Телегин миновал очередь. Затих злой гул голосов, и опять прямые улицы были пустынны, тонули в морозной мгле.
Иван Ильич дошел до набережной, свернул на мост и, когда ветер рванул полы его пальто, – вспомнил, что надо бы найти все-таки извозчика, но сейчас же забыл об этом. Далеко на том берегу, едва заметные, мерцали точки фонарей. Линия тусклых огоньков пешего перехода тянулась наискось через лед. По всей темной широкой пустыне Невы летел студеный ветер, звенел снегом, жалобно посвистывал в трамвайных проводах, в прорези чугунных перил моста.

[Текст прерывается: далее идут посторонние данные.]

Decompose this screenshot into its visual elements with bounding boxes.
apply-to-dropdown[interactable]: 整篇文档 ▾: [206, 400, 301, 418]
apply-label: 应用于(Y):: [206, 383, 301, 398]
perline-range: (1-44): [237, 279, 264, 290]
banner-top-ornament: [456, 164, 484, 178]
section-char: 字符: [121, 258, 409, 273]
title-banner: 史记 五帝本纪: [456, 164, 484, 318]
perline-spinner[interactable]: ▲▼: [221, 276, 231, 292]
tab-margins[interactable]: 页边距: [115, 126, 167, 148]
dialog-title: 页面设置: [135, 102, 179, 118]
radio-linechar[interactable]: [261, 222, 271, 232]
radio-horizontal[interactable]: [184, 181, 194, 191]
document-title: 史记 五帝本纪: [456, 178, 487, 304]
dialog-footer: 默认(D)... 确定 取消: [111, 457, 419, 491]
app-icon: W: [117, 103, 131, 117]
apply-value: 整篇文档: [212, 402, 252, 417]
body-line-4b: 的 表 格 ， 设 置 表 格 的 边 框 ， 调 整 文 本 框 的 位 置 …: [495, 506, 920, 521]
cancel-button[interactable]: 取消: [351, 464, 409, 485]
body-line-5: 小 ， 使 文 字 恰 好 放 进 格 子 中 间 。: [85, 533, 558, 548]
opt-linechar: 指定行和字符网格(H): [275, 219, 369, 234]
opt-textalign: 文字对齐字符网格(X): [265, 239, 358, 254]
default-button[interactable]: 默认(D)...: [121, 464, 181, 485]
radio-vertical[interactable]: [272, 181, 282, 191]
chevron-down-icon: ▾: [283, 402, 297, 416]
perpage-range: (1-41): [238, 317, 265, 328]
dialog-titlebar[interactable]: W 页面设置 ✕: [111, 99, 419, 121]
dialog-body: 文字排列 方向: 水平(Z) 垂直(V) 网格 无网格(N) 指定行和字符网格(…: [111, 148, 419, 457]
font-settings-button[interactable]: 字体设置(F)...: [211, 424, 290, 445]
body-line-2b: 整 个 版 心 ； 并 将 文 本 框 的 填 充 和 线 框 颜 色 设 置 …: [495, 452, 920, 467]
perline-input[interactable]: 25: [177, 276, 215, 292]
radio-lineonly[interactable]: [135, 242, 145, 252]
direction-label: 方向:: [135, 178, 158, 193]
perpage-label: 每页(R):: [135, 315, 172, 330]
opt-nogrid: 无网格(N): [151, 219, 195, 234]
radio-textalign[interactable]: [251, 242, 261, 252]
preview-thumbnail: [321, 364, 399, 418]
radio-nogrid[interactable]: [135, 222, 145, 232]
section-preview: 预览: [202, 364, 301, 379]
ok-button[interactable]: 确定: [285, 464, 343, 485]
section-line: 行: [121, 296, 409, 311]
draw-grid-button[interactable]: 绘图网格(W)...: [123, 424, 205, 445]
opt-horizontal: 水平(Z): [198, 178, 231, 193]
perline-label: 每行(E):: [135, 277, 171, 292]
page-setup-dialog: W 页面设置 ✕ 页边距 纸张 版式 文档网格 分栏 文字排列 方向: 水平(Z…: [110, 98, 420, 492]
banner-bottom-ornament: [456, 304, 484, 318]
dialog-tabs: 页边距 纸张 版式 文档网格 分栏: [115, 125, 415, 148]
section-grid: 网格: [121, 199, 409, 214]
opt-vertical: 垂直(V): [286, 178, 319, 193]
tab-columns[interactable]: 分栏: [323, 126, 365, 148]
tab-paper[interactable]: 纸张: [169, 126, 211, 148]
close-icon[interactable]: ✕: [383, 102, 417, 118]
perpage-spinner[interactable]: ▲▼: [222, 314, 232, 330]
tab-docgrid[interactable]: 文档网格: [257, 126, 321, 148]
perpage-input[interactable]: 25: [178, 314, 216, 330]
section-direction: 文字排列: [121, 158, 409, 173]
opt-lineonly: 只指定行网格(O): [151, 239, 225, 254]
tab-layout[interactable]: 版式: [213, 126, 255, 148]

Иван Ильич останавливался, глядел в эту мрачную темноту и снова шел, думая, как часто он думал теперь все об одном и том же: о Даше, о себе, о той минуте в вагоне, когда он, словно огнем, был охвачен счастьем.
Кругом все было неясно, смутно, противоречиво, враждебно этому счастью. Каждый раз приходилось делать усилие, чтобы спокойно сказать: я жив, счастлив, моя жизнь будет светла и прекрасна. Тогда, у окна, среди искр летящего вагона, сказать это было легко, – сейчас нужно было огромное усилие, чтобы отделить себя от тех полузастывших фигур в очередях, от воющего смертной тоской декабрьского ветра, от всеобщей убыли, нависающей гибели.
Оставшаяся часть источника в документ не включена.